Even though the Bears only rushed four defensive lineman, Nichols pushed Bengals left guard Quinton Spain straight back in the pocket. Burrow is usually effective in these situations, spinning out of the pocket to scramble and give the receivers a chance to improvise.
This time, Burrow didn’t have any time for improvisation. Because Spain and center Trey Hopkins lost their ground in the middle of the pocket, Burrow spun backward into a sack.
- First and 10 from the Bengals' 35-yard line; 11:22 left in the third quarter. Burrow throws an incomplete deep ball to Tee Higgins.
This was the deep ball the Bengals wish they could have had another chance at executing. Facing a five-man rush, Burrow had a perfectly clean pocket and completed a full drop back. Then, he stepped up in the pocket for a potential 45-yard deep ball to Higgins.
Instead of hitting Higgins in stride on Higgins’ right shoulder, Burrow threw the ball to his left shoulder. That gave Bears cornerback Jaylon Johnson a chance to break up the pass.
This offseason, Burrow changed his mechanics to improve his velocity and his arm strength on the deep ball. This play showed there’s a razor-thin margin between completing the pass and watching it hit the ground. Burrow’s pass was a few feet to the left of where it should have been, but that was enough of a difference on a 45-yard throw.

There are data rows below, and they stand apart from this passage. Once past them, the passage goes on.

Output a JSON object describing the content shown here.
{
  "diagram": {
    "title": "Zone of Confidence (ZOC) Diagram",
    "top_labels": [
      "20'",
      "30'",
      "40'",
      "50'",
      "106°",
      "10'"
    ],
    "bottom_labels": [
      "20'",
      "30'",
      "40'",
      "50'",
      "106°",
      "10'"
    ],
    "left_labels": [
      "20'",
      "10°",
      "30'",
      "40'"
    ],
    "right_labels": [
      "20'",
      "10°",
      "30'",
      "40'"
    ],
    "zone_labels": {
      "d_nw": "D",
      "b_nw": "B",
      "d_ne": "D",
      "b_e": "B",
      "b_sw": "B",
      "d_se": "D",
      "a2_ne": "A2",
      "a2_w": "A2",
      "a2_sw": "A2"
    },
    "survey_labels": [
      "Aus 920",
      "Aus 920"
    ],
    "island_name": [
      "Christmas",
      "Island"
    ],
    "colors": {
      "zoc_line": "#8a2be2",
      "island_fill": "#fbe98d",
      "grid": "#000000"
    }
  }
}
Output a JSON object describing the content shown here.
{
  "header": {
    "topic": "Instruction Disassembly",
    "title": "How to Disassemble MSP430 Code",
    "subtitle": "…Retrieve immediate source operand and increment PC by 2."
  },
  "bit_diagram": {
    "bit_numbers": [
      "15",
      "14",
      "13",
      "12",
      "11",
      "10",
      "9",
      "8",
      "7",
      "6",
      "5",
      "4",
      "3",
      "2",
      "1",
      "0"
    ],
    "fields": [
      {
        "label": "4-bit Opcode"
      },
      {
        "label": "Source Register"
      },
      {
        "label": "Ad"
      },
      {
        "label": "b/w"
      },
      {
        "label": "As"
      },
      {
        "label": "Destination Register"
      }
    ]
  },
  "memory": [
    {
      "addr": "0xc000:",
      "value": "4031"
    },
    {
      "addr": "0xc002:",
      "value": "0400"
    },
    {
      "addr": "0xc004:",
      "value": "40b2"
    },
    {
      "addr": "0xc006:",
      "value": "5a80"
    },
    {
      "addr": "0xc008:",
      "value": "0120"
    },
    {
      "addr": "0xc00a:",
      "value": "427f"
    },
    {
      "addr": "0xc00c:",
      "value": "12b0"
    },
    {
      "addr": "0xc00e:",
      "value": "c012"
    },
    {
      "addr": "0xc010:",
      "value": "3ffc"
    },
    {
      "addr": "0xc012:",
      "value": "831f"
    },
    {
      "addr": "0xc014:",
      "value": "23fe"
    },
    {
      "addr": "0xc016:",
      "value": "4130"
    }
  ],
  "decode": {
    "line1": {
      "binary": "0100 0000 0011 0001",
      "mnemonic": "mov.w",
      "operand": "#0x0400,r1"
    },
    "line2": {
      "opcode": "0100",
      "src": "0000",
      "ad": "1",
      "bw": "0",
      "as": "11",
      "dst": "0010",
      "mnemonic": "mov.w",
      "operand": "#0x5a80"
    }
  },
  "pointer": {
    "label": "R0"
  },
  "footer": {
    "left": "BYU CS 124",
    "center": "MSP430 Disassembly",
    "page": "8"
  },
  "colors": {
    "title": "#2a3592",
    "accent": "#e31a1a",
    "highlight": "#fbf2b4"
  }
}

- Second and 10 from the Bengals' 35-yard line; 12:42 left in the third quarter. Burrow is sacked by Khalil Mack for a 6-yard loss.
On Monday, as Taylor broke down the way the offense played against the Bears, he seemed most frustrated by this play. The Bengals' offensive line has been responsible for some of the Bengals sacks, but many of them had nothing to do with how well the Bengals blocked.
Taylor called a screen pass either to Ja’Marr Chase or Mike Thomas. The problem was both ran down the left side of the field. Meanwhile, the Bengals' offensive linemen pulled its protection to the left side of the field to block where Chase or Thomas was supposed to be. But they both ran down the field, so instead Burrow had two defensive linemen running straight at him. Burrow had no one to throw the ball to, so he took another sack.
- Second and 10 on the Bears 41-yard line; 9:55 left in the third quarter. Burrow is sacked by Roquan Smith for an 8-yard loss.
The two biggest hits Burrow took Sunday were a result of the same issue. Those mistakes happened once on each side of the Bengals' offensive line.
On the Bengals' first drive of the game, Burrow took his first sack when two Bears pass rushers crisscrossed against Spain and left tackle Jonah Williams. Then in the third quarter, two Bears pass rushers did the same thing on the right side of the Bengals' offensive line.
Smith ran free outside right tackle Riley Reiff to sack Burrow.
“We had some fundamental issues and some twist pick ups (responsibilities) that led us to (allowing) some sacks,” offensive coordinator Brian Callahan said. “Our guys are better than that. The standard is higher. We expect better and it wasn't.”
- Second and 6 from the Bengals 29-yard line; 10:19 left in the fourth quarter. Burrow is picked off by cornerback Jaylon Johnson.
The most impactful player on the field Sunday was Johnson. He had four pass deflections and an interception, and was most often the cornerback blanketing Higgins or Chase outside the numbers.
Johnson made the biggest play of the game with his interception of Burrow. It looked like Johnson was dropping back in zone coverage, and Burrow threw an out route to Higgins. Johnson identified the play quickly, jumped the route and picked it off.
“The route was good, he just made the decision that I’m going to jump this route and he did it,” Taylor said. “You don’t want to overreact to those things.”